Die In-Line Überwachung von Bauteilen oder Maschinen stellt uns häufig vor unbekannte Herausforderungen. Bei den Untersuchungen unserer Messdaten sehen wir uns immer wieder mit einem Überfluss an Informationen konfrontiert. Bei komplexen Daten mit schwer interpretierbaren Zusammenhängen gibt es die Möglichkeit, mit viel Erfahrung über das Fertigungsverfahren aus denen die Daten entstanden sind, Maschinenereignisse qualitativ mit den Daten zu korrelieren und in aufwendigen, mehrstufigen Entwicklungsschritten, diese qualitativen Merkmale mithilfe von analytischen Verfahren zu extrahieren. Dies setzt allerdings voraus, dass die Daten immer diese qualitativen Merkmale erfüllen und sich in ihrer Charakteristik nicht ändern. Andernfalls müssen die aufwendigen Entwicklungsschritte wiederholt werden, um sich einer Änderung der Daten anzupassen.

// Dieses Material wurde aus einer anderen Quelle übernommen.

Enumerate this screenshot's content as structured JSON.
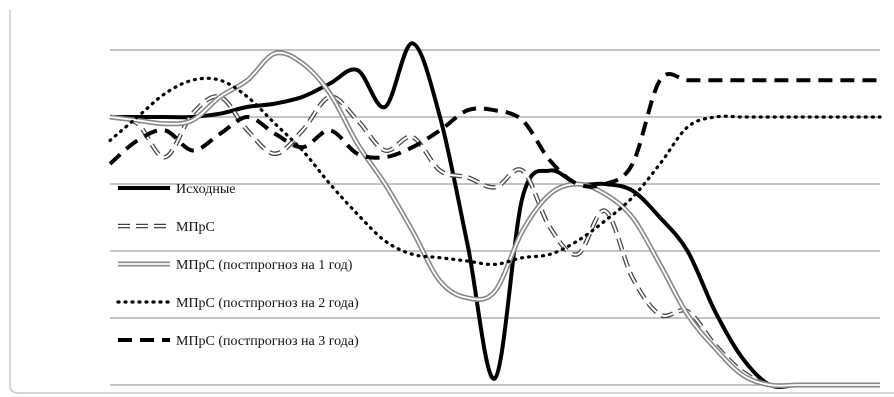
{
  "chart_data": {
    "type": "line",
    "title": "",
    "xlabel": "",
    "ylabel": "",
    "x": [
      1,
      2,
      3,
      4,
      5,
      6,
      7,
      8,
      9,
      10,
      11,
      12,
      13,
      14,
      15,
      16,
      17,
      18,
      19,
      20,
      21,
      22,
      23,
      24,
      25,
      26,
      27,
      28,
      29
    ],
    "ylim": [
      0,
      5
    ],
    "grid": true,
    "legend": "left",
    "series": [
      {
        "name": "Исходные",
        "style": "solid-thick",
        "color": "#000000",
        "values": [
          4.0,
          4.0,
          4.0,
          4.0,
          4.05,
          4.15,
          4.2,
          4.3,
          4.5,
          4.7,
          4.15,
          5.1,
          4.0,
          2.1,
          0.1,
          2.8,
          3.2,
          3.0,
          3.0,
          2.9,
          2.5,
          2.0,
          1.1,
          0.4,
          0.0,
          0.0,
          0.0,
          0.0,
          0.0
        ]
      },
      {
        "name": "МПрС",
        "style": "dashed-outline",
        "color": "#444444",
        "values": [
          4.0,
          3.9,
          3.4,
          4.05,
          4.3,
          3.8,
          3.45,
          3.8,
          4.3,
          3.95,
          3.5,
          3.7,
          3.2,
          3.1,
          2.95,
          3.2,
          2.35,
          1.95,
          2.6,
          1.6,
          1.05,
          1.1,
          0.6,
          0.2,
          0.0,
          0.0,
          0.0,
          0.0,
          0.0
        ]
      },
      {
        "name": "МПрС (постпрогноз на 1 год)",
        "style": "double",
        "color": "#888888",
        "values": [
          4.0,
          3.95,
          3.9,
          3.95,
          4.3,
          4.55,
          4.95,
          4.8,
          4.35,
          3.6,
          3.0,
          2.3,
          1.55,
          1.3,
          1.4,
          2.3,
          2.85,
          3.0,
          2.85,
          2.5,
          1.8,
          1.05,
          0.55,
          0.15,
          0.0,
          0.0,
          0.0,
          0.0,
          0.0
        ]
      },
      {
        "name": "МПрС (постпрогноз на 2 года)",
        "style": "dotted",
        "color": "#000000",
        "values": [
          3.65,
          4.0,
          4.35,
          4.55,
          4.55,
          4.3,
          3.9,
          3.5,
          3.0,
          2.55,
          2.15,
          1.95,
          1.9,
          1.85,
          1.8,
          1.9,
          1.95,
          2.15,
          2.45,
          2.8,
          3.3,
          3.85,
          4.0,
          4.0,
          4.0,
          4.0,
          4.0,
          4.0,
          4.0
        ]
      },
      {
        "name": "МПрС (постпрогноз на 3 года)",
        "style": "dashed-thick",
        "color": "#000000",
        "values": [
          3.3,
          3.65,
          3.8,
          3.5,
          3.75,
          4.0,
          3.75,
          3.55,
          3.8,
          3.45,
          3.4,
          3.55,
          3.8,
          4.1,
          4.1,
          3.95,
          3.35,
          3.0,
          3.0,
          3.3,
          4.55,
          4.55,
          4.55,
          4.55,
          4.55,
          4.55,
          4.55,
          4.55,
          4.55
        ]
      }
    ]
  }
}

Auf Dauer ist dieser Ansatz sehr wartungsaufwendig und arbeitsintensiv. Im schlimmsten Fall bedarf es einer Langzeitbetreuung oder Neuentwicklung. Um sich den Gegebenheiten anpassen zu können und so viel Informationen aus den Daten zu extrahieren, nutzen wir gängige Verfahren des maschinellen Lernens unter Einsatz von Python und etablierten Bibliotheken wie Pytorch um unsere Daten mit den Daten des zu überwachenden Bauteils oder der Maschine zu korrelieren. Die extrahierten Features sind in der Regel robuster und werden von den entstehenden Modellen so zusammengefasst, dass sich auch Veränderungen in der Signalcharakteristik mit diesem Ansatz abbilden und bemerken lassen.

Machine Learning beim Verzahnungsschleifen und anderen komplexen Industrieanwendungen 

In der Qualitätssicherung geht es darum, eine stets hohe Qualität der gefertigten Teile zu gewährleisten. Dazu existieren zwei typische Verfahren:

  1. Prüfung der gefertigten Teile auf bekannte Fehlerbilder
  2. Überwachung des Fertigungsprozesses auf Prozessveränderungen

Mit unserem Körperschall-Messsystem ist es möglich, der Maschine beim Arbeiten zuzuhören. Auf diese Weise können wir die Probleme direkt dort erkennen, wo sie entstehen und frühzeitig auf Prozessveränderungen hinweisen. Mehrere Millionen Mal pro Sekunde tasten wir das Signal ab und erhalten so ein hoch aufgelöstes Messbild des Prozesses selbst. Ein digitalisiertes Abbild dessen, was im Prozess passiert. Ganz ohne CAD-Modell erstellen wir einen digitalen Zwilling - nicht des Bauteils, sondern des Prozesses seiner Herstellung.

Ein übliches Verfahren der Qualitätssicherung ist die Überwachung eines Kennwerts auf Verletzung von Warn- und Eingriffsgrenzen. Diesem Ansatz liegt zugrunde, dass der überwachte Kennwert konstant bleibt und weitestgehend variationsfrei ist.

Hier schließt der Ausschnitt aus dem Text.